Переступив порог реанимации, я увидел Полину на кровати: бледную, изможденную во всех этих проводах, и вспомнил, как испугался за нее, когда с ней случилось несчастье на стройке, как переживал за нее, когда она упала с велосипеда во время нашего отпуска два года назад, и сломала руку… Во всем, что касалось ее здоровья я был жутким параноиком. На детей это распространялось меньше. Но только не на нее.


— Роберт, время… — Тамара коснулась моего плеча.


— Можно я с ней останусь? Пожалуйста… Ну будь ты человеком, а?


Тамара шумно вздохнула, махнула рукой, и вышла из палаты.


Полина не приходила в себя почти четыре часа, а когда открыла глаза и посмотрела на меня затуманенным взглядом, я испытал облегчение такой силы, словно воспарил к облакам.


— Роберт… — хрипло прошептала она, а я взял ее прохладную ладонь в руки и прижал к своим губам, не сводя с нее глаз. — Ты их видел? С ними все хорошо?


— Видел, — кивнул я. — Около часа назад спускался в детское отделение и держал сыновей на руках.


— Я так мечтаю на них посмотреть… — выдохнула она, а в уголках ее глаз заблестели слезы.


— Поверь, они такие же красивые, как и ты, — заверил я ее, а она слабо улыбнулась. — Полина… Как же я люблю тебя… Ты напугала меня до чертиков. Так же нельзя… Я думал, что потеряю тебя…


— Помнишь, ты обещал мне пять лет назад, что мне не будет больно? — я нахмурился, потому что помнил эти слова, но не сдержал своего обещания. Пусть ее сегодняшняя боль лишь отдаленно имела ко мне отношение, тем не менее, я приложил к этому руку. — Я сейчас не про физическую боль, ты заставляешь меня испытывать другую… которая в разы мучительнее… — прошептала она белыми губами. — Как ты мог подумать, что я оставлю тебя? — тихо спросила она, а меня самого прошило болью под ребрами такой силы, что все расплылось перед глазами.

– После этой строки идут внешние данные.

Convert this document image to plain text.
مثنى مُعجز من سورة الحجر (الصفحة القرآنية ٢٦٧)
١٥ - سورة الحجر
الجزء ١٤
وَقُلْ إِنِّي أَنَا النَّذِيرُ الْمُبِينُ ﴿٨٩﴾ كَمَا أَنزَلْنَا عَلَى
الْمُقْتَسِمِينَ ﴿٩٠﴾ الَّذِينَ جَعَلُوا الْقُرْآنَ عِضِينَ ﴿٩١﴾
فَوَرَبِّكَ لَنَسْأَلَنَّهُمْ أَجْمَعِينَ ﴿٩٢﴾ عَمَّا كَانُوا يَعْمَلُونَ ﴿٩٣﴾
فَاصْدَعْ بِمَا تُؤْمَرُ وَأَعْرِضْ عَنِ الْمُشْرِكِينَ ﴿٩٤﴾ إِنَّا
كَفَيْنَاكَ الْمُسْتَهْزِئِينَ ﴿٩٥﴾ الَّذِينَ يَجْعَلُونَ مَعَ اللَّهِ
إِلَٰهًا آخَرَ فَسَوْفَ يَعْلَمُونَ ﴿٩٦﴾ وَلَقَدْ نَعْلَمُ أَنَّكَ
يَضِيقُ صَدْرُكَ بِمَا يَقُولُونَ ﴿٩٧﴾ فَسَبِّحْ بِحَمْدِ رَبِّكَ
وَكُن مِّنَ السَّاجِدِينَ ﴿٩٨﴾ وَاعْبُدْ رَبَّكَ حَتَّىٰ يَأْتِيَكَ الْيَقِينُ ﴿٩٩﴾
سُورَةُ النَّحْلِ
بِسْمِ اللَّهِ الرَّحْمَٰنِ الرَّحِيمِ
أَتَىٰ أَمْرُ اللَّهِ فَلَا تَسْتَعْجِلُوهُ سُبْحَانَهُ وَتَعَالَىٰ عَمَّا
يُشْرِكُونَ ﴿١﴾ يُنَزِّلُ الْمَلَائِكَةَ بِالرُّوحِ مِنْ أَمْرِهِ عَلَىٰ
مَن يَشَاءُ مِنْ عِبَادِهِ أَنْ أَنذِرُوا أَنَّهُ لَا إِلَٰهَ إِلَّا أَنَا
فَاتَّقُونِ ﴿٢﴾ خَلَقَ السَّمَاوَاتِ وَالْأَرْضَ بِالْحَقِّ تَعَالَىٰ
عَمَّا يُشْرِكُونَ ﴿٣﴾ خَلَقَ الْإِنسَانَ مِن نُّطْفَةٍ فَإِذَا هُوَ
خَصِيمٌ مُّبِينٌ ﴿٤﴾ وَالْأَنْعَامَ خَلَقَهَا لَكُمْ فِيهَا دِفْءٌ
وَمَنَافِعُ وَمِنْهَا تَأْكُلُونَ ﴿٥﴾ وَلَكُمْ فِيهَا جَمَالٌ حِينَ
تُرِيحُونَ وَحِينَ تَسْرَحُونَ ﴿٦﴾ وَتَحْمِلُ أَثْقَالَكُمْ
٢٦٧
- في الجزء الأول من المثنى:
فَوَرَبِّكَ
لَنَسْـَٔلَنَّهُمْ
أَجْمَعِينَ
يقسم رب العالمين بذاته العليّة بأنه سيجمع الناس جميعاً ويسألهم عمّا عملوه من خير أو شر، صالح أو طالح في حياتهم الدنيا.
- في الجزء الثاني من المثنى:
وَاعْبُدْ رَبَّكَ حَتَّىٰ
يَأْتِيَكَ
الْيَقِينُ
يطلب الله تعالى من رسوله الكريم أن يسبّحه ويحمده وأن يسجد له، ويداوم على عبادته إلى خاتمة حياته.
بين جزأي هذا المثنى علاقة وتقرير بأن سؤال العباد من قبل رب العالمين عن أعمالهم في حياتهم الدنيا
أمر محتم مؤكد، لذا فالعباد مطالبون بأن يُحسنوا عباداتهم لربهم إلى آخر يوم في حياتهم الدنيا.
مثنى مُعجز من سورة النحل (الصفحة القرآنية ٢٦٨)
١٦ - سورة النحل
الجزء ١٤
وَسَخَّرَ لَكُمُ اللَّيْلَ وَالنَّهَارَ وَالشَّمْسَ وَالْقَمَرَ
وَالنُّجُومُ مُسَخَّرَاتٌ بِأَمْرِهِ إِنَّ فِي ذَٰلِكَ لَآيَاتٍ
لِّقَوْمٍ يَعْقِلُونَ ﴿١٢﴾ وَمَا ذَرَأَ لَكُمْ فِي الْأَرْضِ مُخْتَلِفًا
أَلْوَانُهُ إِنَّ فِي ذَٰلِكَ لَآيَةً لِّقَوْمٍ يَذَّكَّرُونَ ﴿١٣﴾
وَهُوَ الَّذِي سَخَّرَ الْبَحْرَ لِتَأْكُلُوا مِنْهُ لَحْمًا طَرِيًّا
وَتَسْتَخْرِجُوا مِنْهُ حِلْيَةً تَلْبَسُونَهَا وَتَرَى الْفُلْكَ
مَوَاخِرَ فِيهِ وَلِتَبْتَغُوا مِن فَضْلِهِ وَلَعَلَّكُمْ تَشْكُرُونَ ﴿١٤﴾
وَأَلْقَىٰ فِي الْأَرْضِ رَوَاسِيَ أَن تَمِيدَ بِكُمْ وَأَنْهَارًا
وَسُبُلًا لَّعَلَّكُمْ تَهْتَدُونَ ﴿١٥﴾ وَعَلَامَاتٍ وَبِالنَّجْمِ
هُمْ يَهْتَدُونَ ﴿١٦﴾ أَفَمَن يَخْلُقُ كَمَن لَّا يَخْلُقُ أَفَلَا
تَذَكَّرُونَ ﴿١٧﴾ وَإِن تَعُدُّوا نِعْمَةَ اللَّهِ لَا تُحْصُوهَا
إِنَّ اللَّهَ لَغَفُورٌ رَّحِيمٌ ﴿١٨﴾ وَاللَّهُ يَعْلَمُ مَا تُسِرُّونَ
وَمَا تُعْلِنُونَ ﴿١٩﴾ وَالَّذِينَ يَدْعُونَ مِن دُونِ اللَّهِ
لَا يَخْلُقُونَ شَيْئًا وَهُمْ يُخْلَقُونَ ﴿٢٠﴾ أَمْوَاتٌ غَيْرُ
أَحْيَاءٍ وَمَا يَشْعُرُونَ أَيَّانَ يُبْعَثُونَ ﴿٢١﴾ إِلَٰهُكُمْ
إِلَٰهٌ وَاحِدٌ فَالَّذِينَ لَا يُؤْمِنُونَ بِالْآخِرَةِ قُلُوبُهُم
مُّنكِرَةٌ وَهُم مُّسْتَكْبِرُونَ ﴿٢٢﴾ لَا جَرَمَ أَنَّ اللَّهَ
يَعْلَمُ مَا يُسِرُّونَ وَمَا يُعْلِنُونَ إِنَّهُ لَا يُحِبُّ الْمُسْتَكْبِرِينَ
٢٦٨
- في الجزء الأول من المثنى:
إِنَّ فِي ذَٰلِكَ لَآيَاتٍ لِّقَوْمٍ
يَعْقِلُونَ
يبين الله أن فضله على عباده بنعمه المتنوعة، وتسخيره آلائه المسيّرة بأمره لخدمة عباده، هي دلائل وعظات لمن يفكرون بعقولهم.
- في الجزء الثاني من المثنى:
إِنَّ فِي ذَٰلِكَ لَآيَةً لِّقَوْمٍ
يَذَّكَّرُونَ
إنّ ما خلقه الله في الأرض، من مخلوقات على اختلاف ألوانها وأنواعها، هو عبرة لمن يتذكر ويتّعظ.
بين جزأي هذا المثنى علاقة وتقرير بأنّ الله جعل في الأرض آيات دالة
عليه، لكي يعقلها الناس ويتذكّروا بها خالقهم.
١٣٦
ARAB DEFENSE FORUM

Все я прекрасно понимал, что она имела в виду. А еще слышал по монитору сердечного ритма, как участился ее пульс после моего признания. Но все равно я переживал за нее с детьми в разы больше.


— Я не представляю свою жизнь без тебя и наших детей. Я безумно люблю каждого из вас. С такой силой, что ты себе и представить не можешь…


Я поцеловал ее в уголок губ.


— Роберт, ну как она? Пришла в себя? — в палату заглянула Тамара и, заметив, что Полина проснулась, подошла к нам. Перевела озадаченный взгляд на мониторы, затем на меня, и радостно усмехнулась. — Надеюсь, пульс зашкаливает от счастья? — спросила она, задержав взгляд на моей жене.


— Конечно, от счастья, — слабо прошептала Полина. — Сейчас немного оклемаюсь, и еще за одним маленьким придем, да Роберт…


— Ну значит точно все в порядке, — с улыбкой отозвалась Тамара.


Спустя минуту мы снова остались одни, а я твердо решил: пока Полину не переведут из реанимации в обычную палату, ни на шаг от нее не отойду. Меня почти сутки не было дома, я сильно устал и вымотался за эти часы ожидания, но никак не мог заставить себя подняться со стула, и отойти от жены.


— И все же ты такая упертая… — сжал маленькую ладонь и снова прижался к ней губами. — И такая любимая. Как же я счастлив, что встретил тебя.


Конец!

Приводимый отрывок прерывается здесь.